Apple’s AirTags might be the world’s most famous Bluetooth trackers, but they could soon have some Google rivals that connect to a huge Android equivalent of Apple’s ‘Find My’ network. If that does materialize, it could be an incredibly powerful new way for Android fans to find lost possessions.
Google’s rumored AirTag rival – apparently codenamed Grogu, in a nod to fans of The Mandalorian – has been tipped for an announcement at Google I/O 2023, which kicks off on May 10. While the trackers may not arrive on shelves until later, it means Android users could soon see some rivals to the Tile Pro and Samsung Galaxy SmartTag Plus, along with a global object-finding network.
But does the world really need more location trackers? After all, these little key fob-sized gadgets have courted as much controversy as they have praise.

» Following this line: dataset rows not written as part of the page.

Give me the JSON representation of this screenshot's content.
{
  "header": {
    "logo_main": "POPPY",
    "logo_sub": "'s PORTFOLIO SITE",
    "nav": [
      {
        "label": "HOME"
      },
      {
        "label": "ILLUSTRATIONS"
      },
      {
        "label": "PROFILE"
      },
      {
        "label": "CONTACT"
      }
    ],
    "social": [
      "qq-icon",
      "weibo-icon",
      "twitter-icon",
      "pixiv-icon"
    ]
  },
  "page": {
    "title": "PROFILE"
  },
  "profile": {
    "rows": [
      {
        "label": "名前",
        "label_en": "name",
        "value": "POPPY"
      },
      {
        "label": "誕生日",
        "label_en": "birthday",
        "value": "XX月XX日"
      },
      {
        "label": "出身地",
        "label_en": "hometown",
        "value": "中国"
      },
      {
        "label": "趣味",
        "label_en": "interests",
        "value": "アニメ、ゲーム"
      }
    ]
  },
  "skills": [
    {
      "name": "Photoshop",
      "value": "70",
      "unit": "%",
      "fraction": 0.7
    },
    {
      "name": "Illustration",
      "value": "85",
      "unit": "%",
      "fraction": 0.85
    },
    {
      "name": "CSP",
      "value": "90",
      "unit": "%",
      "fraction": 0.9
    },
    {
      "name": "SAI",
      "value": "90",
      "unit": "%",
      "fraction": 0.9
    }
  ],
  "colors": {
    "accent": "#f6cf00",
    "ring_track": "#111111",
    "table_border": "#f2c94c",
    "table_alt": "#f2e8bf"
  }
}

The Apple AirTag continues to hit the headlines despite anti-stalking firmware updates, while Tile also recently rolled out a controversial Anti-Theft Mode of its own.
Despite these issues, there is evidence that Google has been laying the groundwork for both its own AirTag rival and an equivalent of Apple’s ‘Find My’ system. The benefit of these systems (and the main source of their controversy) is that they can detect lost objects by using nearby phones, even when your misplaced valuable is offline. If that does come to billions of Android devices, potentially as part of Android 14, it could be a huge feature that takes Bluetooth trackers to a new level.
If this network is opened up to third-party manufacturers, as the rumors suggest, then Android-compatible Bluetooth trackers could become a must-have accessory for the absent-minded. But Google would also have to deal with the understandable privacy concerns that might come along for the ride.
Like the sound of a global object-finding network that could save you from losing prized possessions, wherever you are? Here’s everything we know so far about the rumored Google AirTag rivals.
Google AirTags rival release date and price
Google hasn’t made any official announcements about its AirTag rivals yet, but some credible rumors from reliable leaker Kuba Wojciechowski (opens in new tab) on January 16 suggested that the concept could be announced at Google I/O 2023.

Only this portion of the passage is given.